Novas produções foram lançadas neste mês de novembro para celebrar a obra do escritor brasileiro Lima Barreto, cuja morte completou 100 anos dia 1º. No mês da Consciência Negra, um livro, um filme e um podcast dão destaque ao autor que soube retratar a cidade do Rio de Janeiro além dos cenários de cartão postal, e que era crítico ferrenho do racismo, que ele sofria na pele, já na década 1910.
Podcast “Lima Barreto, o negro é a cor mais cortante”
O modo como Lima Barreto conseguiu interpretar o Brasil do passado de uma forma que continua atual no presente também é tema do podcast “Lima Barreto, o negro é a cor mais cortante”, da Rádio Batuta, criada pelo Instituto Moreira Salles.
“Quando ele pensa em corrupção, em desigualdade, e nas ambiguidades do Brasil, ele está refletindo diretamente sobre a Primeira República, mas também sobre a nossa República de hoje”, explicou Gabriel Chagas, professor de literatura e cultura luso-afro-brasileira na Universidade de Miami.
O Gabriel é um dos apresentadores do podcast, ao lado da professora da Faculdade de Letras da Universidade Federal do Rio de Janeiro (UFRJ) Beatriz Resende. Os dois recebem um convidado por episódio para tratar sobre a vida e a obra do escritor carioca, suas críticas ao racismo e à política, sua passagem pelo hospício e a forma como ele retratou a realidade do Rio de Janeiro.
Lima Barreto foi um dos primeiros escritores a deslocar o foco da literatura para os subúrbios do Rio de Janeiro, mostrando uma parte da cidade que outros artistas preferiram esconder.
“Ele escolhe como tema o subúrbio do Rio de Janeiro, e chama atenção para um país que, em geral, ignora grande parte das suas periferias”, disse Chagas.
O professor explicou que esse é um dos motivos da obra de Lima Barreto seguir tão atual, alguns problemas e desafios do Brasil permanecem os mesmos ao longo dos anos, vão apenas se atualizando.
“Um país que ignora seus avessos, suas ambiguidades e seus interiores jamais pode ter uma democracia efetiva e um progresso de fato. Lima Barreto percebeu isso há mais de 100 anos”, completou Chagas.
Livro “Triste República”
“Lima talvez estivesse a frente de seu tempo, e por isso vem sendo retomado agora”, diz a historiadora Lilia Schwarcz, que já biografou o autor e lança, neste mês, o livro “Triste República”, junto ao cartunista Spacca, pela editora Companhia das Letras.

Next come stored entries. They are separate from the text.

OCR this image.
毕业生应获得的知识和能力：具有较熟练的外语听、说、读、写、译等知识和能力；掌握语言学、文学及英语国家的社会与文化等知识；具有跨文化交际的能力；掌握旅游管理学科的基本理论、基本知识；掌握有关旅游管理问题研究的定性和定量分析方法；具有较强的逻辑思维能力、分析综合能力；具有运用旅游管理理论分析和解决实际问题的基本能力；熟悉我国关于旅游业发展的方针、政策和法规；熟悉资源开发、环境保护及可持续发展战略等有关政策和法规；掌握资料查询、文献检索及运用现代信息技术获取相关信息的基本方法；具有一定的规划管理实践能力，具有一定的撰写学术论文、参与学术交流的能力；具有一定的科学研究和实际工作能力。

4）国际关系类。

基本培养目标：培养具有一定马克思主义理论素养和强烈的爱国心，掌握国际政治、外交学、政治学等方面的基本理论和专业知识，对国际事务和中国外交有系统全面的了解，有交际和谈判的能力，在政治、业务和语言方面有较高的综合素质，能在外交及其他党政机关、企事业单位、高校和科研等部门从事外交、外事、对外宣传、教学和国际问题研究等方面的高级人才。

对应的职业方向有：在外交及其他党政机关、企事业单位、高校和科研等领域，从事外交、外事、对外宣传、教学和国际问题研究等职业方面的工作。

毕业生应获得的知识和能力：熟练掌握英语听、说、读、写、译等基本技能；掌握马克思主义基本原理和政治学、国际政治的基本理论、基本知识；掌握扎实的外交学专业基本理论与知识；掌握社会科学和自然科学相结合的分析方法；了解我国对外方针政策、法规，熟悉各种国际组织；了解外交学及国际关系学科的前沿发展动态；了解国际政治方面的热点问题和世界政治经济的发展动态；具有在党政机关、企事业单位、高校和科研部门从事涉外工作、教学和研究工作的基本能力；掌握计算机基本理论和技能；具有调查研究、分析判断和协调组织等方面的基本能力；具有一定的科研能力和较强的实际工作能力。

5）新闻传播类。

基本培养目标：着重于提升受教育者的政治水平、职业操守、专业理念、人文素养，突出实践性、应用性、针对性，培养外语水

O livro é uma HQ que conta a história da Primeira República brasileira (que durou de 1889 a 1930) pelos olhos críticos de Lima Barreto.

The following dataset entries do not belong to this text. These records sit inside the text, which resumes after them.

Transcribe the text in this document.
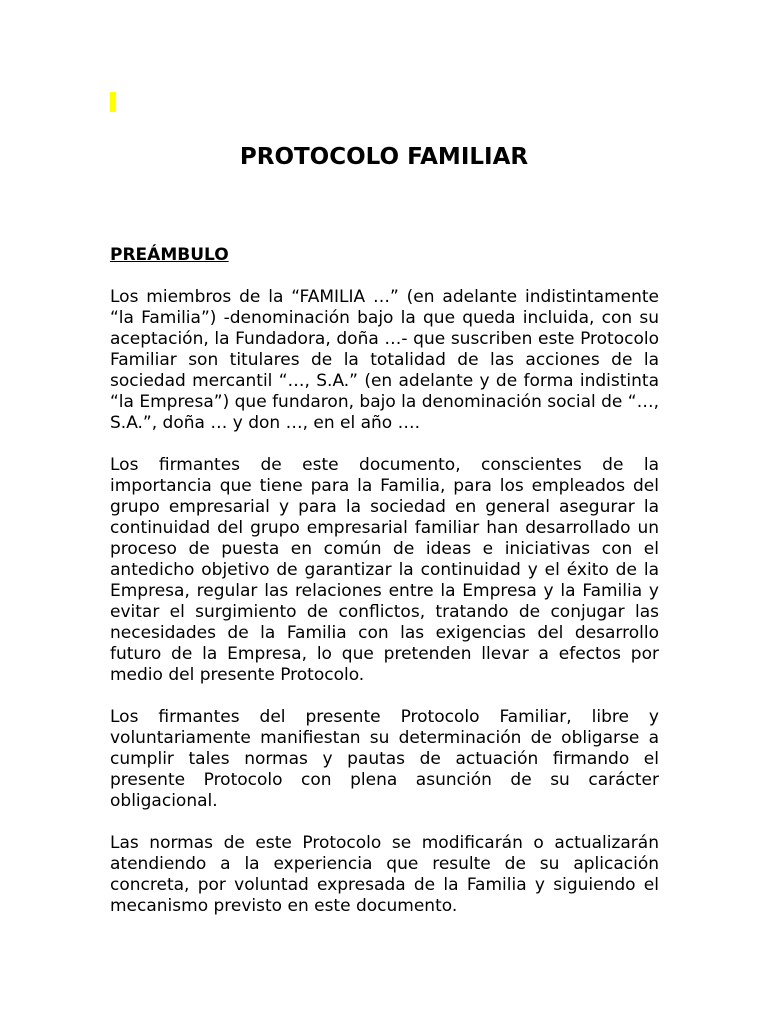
PROTOCOLO FAMILIAR

PREÁMBULO

Los miembros de la “FAMILIA …” (en adelante indistintamente “la Familia”) -denominación bajo la que queda incluida, con su aceptación, la Fundadora, doña …- que suscriben este Protocolo Familiar son titulares de la totalidad de las acciones de la sociedad mercantil “…, S.A.” (en adelante y de forma indistinta “la Empresa”) que fundaron, bajo la denominación social de “…, S.A.”, doña … y don …, en el año ….

Los firmantes de este documento, conscientes de la importancia que tiene para la Familia, para los empleados del grupo empresarial y para la sociedad en general asegurar la continuidad del grupo empresarial familiar han desarrollado un proceso de puesta en común de ideas e iniciativas con el antedicho objetivo de garantizar la continuidad y el éxito de la Empresa, regular las relaciones entre la Empresa y la Familia y evitar el surgimiento de conflictos, tratando de conjugar las necesidades de la Familia con las exigencias del desarrollo futuro de la Empresa, lo que pretenden llevar a efectos por medio del presente Protocolo.

Los firmantes del presente Protocolo Familiar, libre y voluntariamente manifiestan su determinación de obligarse a cumplir tales normas y pautas de actuación firmando el presente Protocolo con plena asunción de su carácter obligacional.

Las normas de este Protocolo se modificarán o actualizarán atendiendo a la experiencia que resulte de su aplicación concreta, por voluntad expresada de la Familia y siguiendo el mecanismo previsto en este documento.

Spacca ressalta que os problemas e as preocupações da época se parecem muito aos de hoje. Desde a pandemia de gripe espanhola que acometeu o mundo e o Brasil entre 1918 e 1920, até as observações de Lima sobre o que hoje chamamos de “racismo estrutural”, que são os reflexos mais sutis da discriminação racial na nossa sociedade.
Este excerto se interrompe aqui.